O que a categoria faz
CAASM é a sigla de cyber asset attack surface management. A categoria descreve ferramentas que consolidam, via API, o inventário de ativos que já existe espalhado pelas outras ferramentas da empresa: agente de endpoint, provedor de nuvem, diretório de identidade, sistema de gestão de configuração, plataforma de virtualização.
O valor está na consolidação. Cada uma dessas fontes conhece um pedaço, nenhuma conhece o conjunto, e reconciliar as visões manualmente é trabalho que ninguém faz na frequência necessária.
De onde vem o dado
Essa é a diferença que importa, e ela decide o que cada categoria consegue enxergar.

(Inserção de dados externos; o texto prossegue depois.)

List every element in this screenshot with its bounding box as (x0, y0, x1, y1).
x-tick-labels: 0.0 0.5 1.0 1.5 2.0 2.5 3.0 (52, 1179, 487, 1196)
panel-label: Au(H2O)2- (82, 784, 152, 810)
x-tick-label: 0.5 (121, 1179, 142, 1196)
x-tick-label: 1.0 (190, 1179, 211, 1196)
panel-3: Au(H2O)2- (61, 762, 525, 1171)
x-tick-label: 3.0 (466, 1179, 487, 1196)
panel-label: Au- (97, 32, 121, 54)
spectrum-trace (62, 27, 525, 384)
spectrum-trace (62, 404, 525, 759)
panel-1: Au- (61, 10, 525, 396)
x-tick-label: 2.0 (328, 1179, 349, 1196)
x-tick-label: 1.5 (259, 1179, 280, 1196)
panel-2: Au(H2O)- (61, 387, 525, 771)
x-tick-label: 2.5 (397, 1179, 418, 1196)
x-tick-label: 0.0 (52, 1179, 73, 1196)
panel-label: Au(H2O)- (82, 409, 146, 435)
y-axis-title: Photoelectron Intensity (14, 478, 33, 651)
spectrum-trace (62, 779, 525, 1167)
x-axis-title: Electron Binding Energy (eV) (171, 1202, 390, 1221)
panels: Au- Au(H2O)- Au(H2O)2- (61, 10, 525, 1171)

CAASM lê de dentro. Ele pergunta às ferramentas que a empresa já opera, então enxerga tudo que essas ferramentas cobrem: máquina com agente instalado, recurso na conta de nuvem conectada, usuário no diretório. Em compensação, ele herda os pontos cegos delas. Um ativo que nenhuma ferramenta instrumentou não aparece, por definição.
EASM lê de fora. Ele parte do domínio raiz e observa o que responde na internet, sem depender de credencial nem de instalação. Enxerga o ativo que ninguém registrou, e não enxerga nada que não esteja publicado.
| | CAASM | EASM |
|---|---|---|
| origem do dado | API das ferramentas internas | observação externa |
| encontra | o que as ferramentas já cobrem | o que responde na internet |
| ponto cego | ativo não instrumentado | ativo interno |
| pergunta | está tudo reconciliado | o que existe que eu não sei |
As duas perguntas
CAASM responde se o que a empresa já conhece está consistente. É a pergunta de higiene: quantas máquinas têm agente, quantas contas de nuvem estão sob política, onde as fontes discordam entre si.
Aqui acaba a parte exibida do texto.